Pratyusha Gupta's 26-minute short film, Safar, is a poignant exploration of a young woman's journey from the confines of one identity on the fringes of society to the city and to work in a respectable middle-class household. Gouri (a fantastic Shweta Tripathi) leaves behind a difficult past and the spectre of dhandha, and moves with her meagre belongings into the house of a grouchy (yet dil se achchhi), recently-widowed Parsi lady in Mumbai as her domestic help. The contrast between her past and present is delicately conveyed through the frames and the dialogue: Dhan madam (Mahabanoo Mody-Kotwal) is rude and dominating and does not trust strange women whom she derisively, and in an all-too-familiar manner, accuses of stealing and flirting with the watchman. But Gouri is obedient and helpful: she has a curious innocence and tentatively enjoys the novelty of her current circumstances with a childlike gratitude.
But she is acutely aware of her standing in society, that she cannot display any sense of familiarity in talking to unknown men. In this case, it's Salim, the taxi driver (an effortless Vipin Sharma). Her eyes must be lowered and her head bowed, lest aspersions be cast on her character. She must play the part of the good girl, with a diminished demeanour and a soft voice, taking up as little space as possible, and never raising objections. The passage of time however, allows the ice to thaw and her relationship with Salim to blossom from distrust to mutual appreciation – they are both strangers in the tough city, filling in for what the other is missing: one is without parents and one is without a daughter.

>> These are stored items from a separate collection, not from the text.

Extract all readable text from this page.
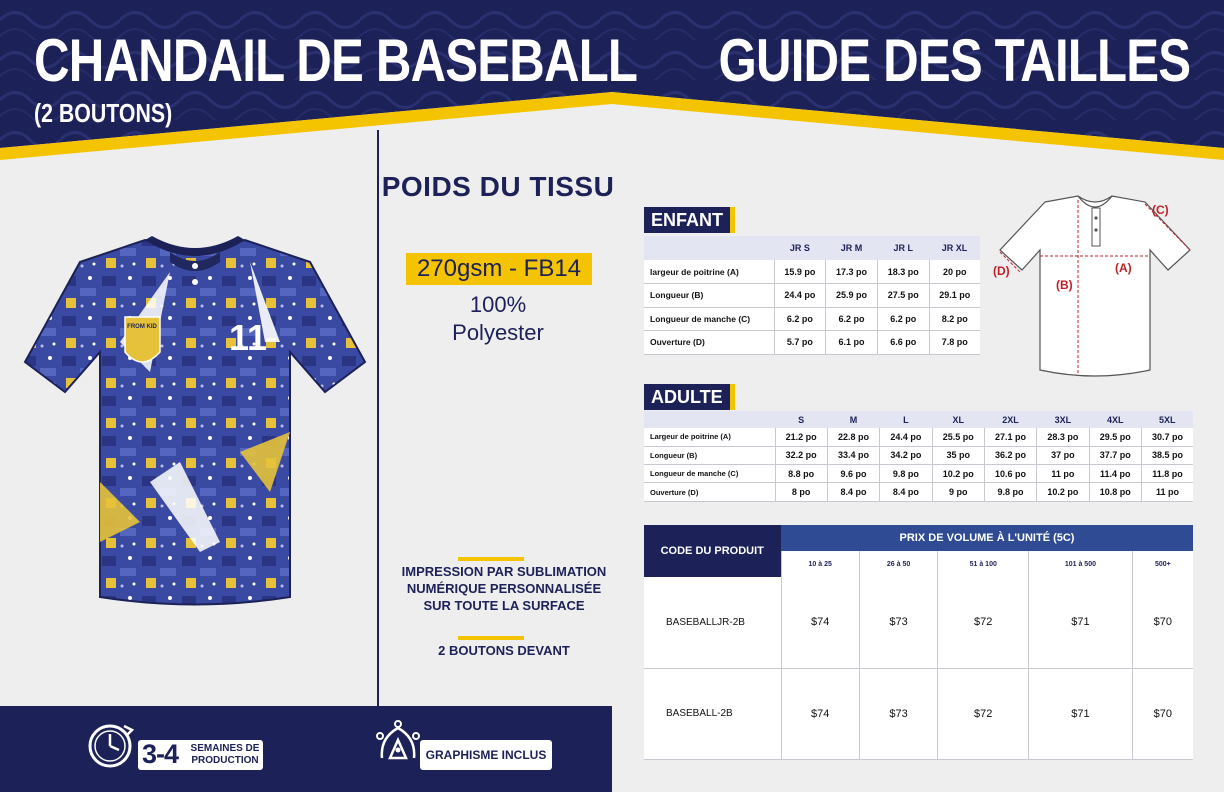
CHANDAIL DE BASEBALL
(2 BOUTONS)
GUIDE DES TAILLES
FROM KID 11
POIDS DU TISSU
270gsm - FB14
100%
Polyester
IMPRESSION PAR SUBLIMATION NUMÉRIQUE PERSONNALISÉE SUR TOUTE LA SURFACE
2 BOUTONS DEVANT
3-4 SEMAINES DE PRODUCTION	GRAPHISME INCLUS
ENFANT
	JR S	JR M	JR L	JR XL
largeur de poitrine (A)	15.9 po	17.3 po	18.3 po	20 po
Longueur (B)	24.4 po	25.9 po	27.5 po	29.1 po
Longueur de manche (C)	6.2 po	6.2 po	6.2 po	8.2 po
Ouverture (D)	5.7 po	6.1 po	6.6 po	7.8 po
(A)
(B)
(C)
(D)
ADULTE
	S	M	L	XL	2XL	3XL	4XL	5XL
Largeur de poitrine (A)	21.2 po	22.8 po	24.4 po	25.5 po	27.1 po	28.3 po	29.5 po	30.7 po
Longueur (B)	32.2 po	33.4 po	34.2 po	35 po	36.2 po	37 po	37.7 po	38.5 po
Longueur de manche (C)	8.8 po	9.6 po	9.8 po	10.2 po	10.6 po	11 po	11.4 po	11.8 po
Ouverture (D)	8 po	8.4 po	8.4 po	9 po	9.8 po	10.2 po	10.8 po	11 po
CODE DU PRODUIT	PRIX DE VOLUME À L'UNITÉ (5C)				
	10 à 25	26 à 50	51 à 100	101 à 500	500+
BASEBALLJR-2B	$74	$73	$72	$71	$70
BASEBALL-2B	$74	$73	$72	$71	$70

The taxi driver has also left behind a past, but in this case, it is not one that he is running away from. He has saved up to meet his family, whom he has not seen in years. It is the story of the millions who come to the city of dreams in search of work, to start afresh with a clean slate and renewed purpose, where the hope of finding work and economic opportunity is the only motivation driving them, where everything is in flux and the city is moving too fast to care about entrenched notions of prescribed identity. Destiny itself can be rewritten and one can choose to be a nameless cog in the ever-turning wheel of capitalism. But as Gouri realises, the stigma of sex work is relentless: it follows you everywhere and stares at you in the accusing eyes of everyday people for whom character and reputation are everything. Gouri encompasses and inhabits two starkly different worlds simultaneously – one that she wants to be in and that lives in the tenderness of her eyes; and another that she wants to be rid of, the casual brutality of which she keeps hidden until it bursts forth unexpectedly.
Safar is a must-watch, a beautiful slice-of-life short film narrated with simplicity and sensitivity. In a moving final scene, Gouri conveys a universe of emotion through her eyes: there is pain, helplessness and loss, the fear of having to return, desperation, shame, and overwhelming sadness and loneliness. The sea is standing still in the background, but Mumbai moves on.